This. Bullying is virtually nonexistent in college so you won't have to worry about that. However, if you have SA you'll have a hard time making friends so that aspect isn't any better.


----------



## euphoria04 (May 8, 2012)

I don't find it any easier to make friends in college than I did in high school, with SA. But its a lot easier to be a loner and fly under the radar. I don't feel ashamed or embarrassed about always being alone anymore, or even feel like people are noticing. so it's just loneliness 

It's also easier to get involved and meet people through those means, if you're the type that struggles to open up to strangers. Take advantage of that 

But that's only been my experience. I've always been horrendous at being social in a school environment especially, and some people seem to adjust well to the transition


----------



## Euthymia (Jul 15, 2015)

Kevin001 said:


> Honestly high school was way harder.

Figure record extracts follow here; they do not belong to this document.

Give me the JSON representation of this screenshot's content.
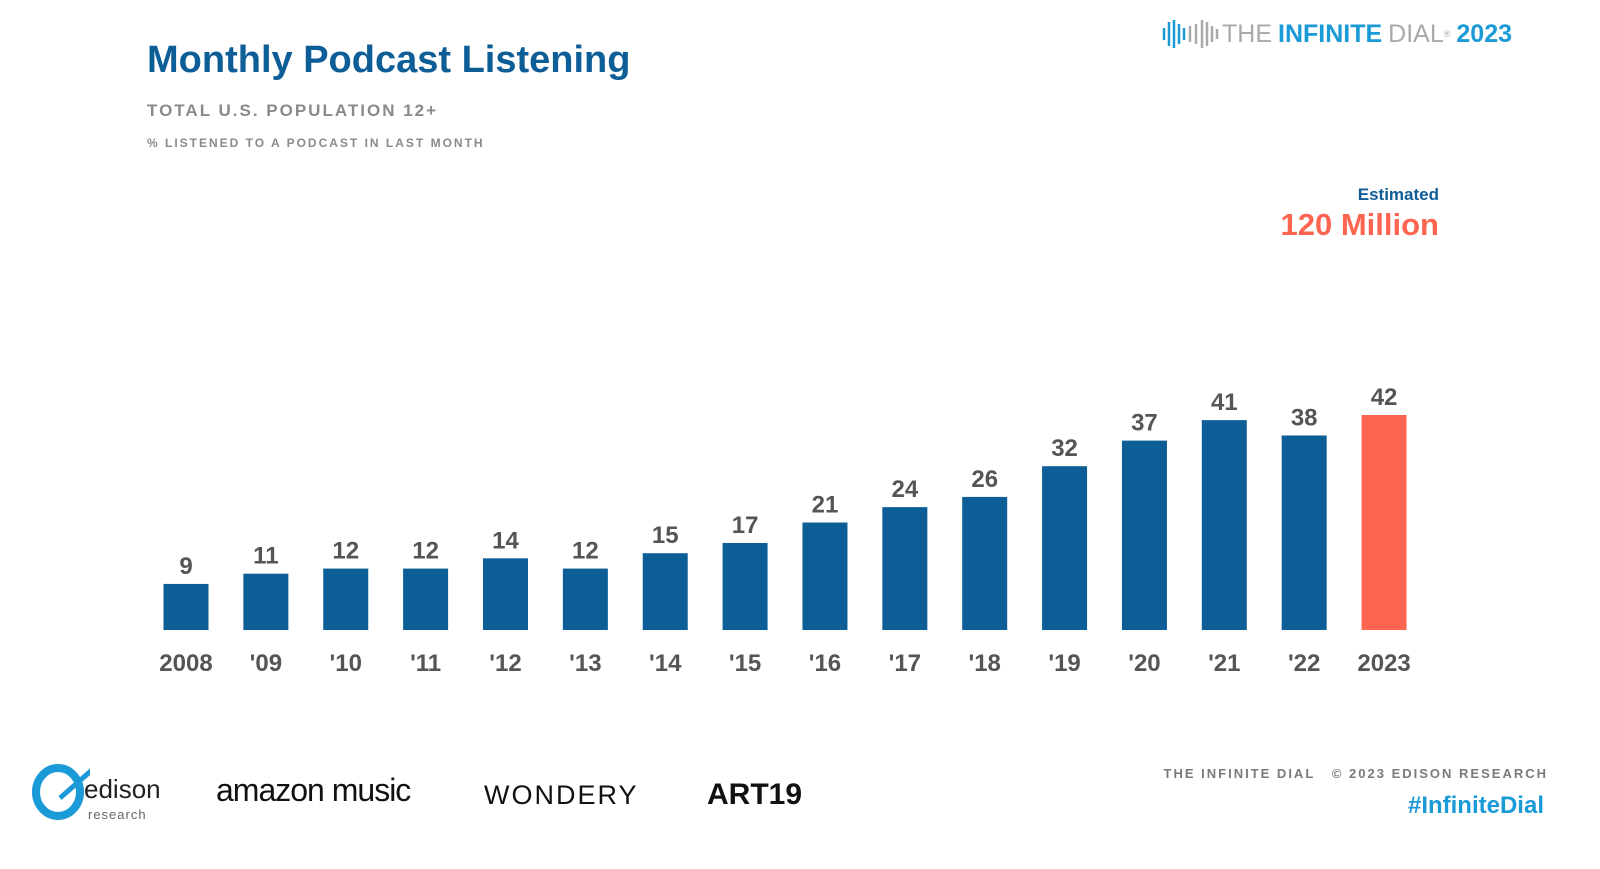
{
  "header": {
    "title": "Monthly Podcast Listening",
    "subtitle": "TOTAL U.S. POPULATION 12+",
    "note": "% LISTENED TO A PODCAST IN LAST MONTH"
  },
  "brand": {
    "the": "THE",
    "infinite": "INFINITE",
    "dial": "DIAL",
    "reg": "®",
    "year": "2023"
  },
  "callout": {
    "label": "Estimated",
    "value": "120 Million"
  },
  "chart_data": {
    "type": "bar",
    "categories": [
      "2008",
      "'09",
      "'10",
      "'11",
      "'12",
      "'13",
      "'14",
      "'15",
      "'16",
      "'17",
      "'18",
      "'19",
      "'20",
      "'21",
      "'22",
      "2023"
    ],
    "values": [
      9,
      11,
      12,
      12,
      14,
      12,
      15,
      17,
      21,
      24,
      26,
      32,
      37,
      41,
      38,
      42
    ],
    "colors": {
      "default": "#0d5d97",
      "highlight": "#fe6550"
    },
    "highlight_category": "2023",
    "data_labels": true,
    "grid": false,
    "ylim": [
      0,
      42
    ]
  },
  "footer": {
    "credit": "THE INFINITE DIAL   © 2023 EDISON RESEARCH",
    "hashtag": "#InfiniteDial"
  },
  "sponsors": [
    "edison",
    "research",
    "amazon music",
    "WONDERY",
    "ART19"
  ]
}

In college you won't have to deal with people 7-8 straight hrs. You might only have one or two classes a day (1hr classes). Then you can head back to your dorm. Both were tough but high school was extremely brutal.


Pretty much this.

High School is the worst time in your life for anyone who has SA.

In college you can really do whatever you want. Whether that be staying in your dorm all day long or leaving class early.


----------



## apx24 (Jan 31, 2012)

InfiniteBlaze said:


> This. Bullying is virtually nonexistent in college so you won't have to worry about that. However, if you have SA you'll have a hard time making friends so that aspect isn't any better.


I was one of the really unlucky ones, because I was bullied at university for a short while.


----------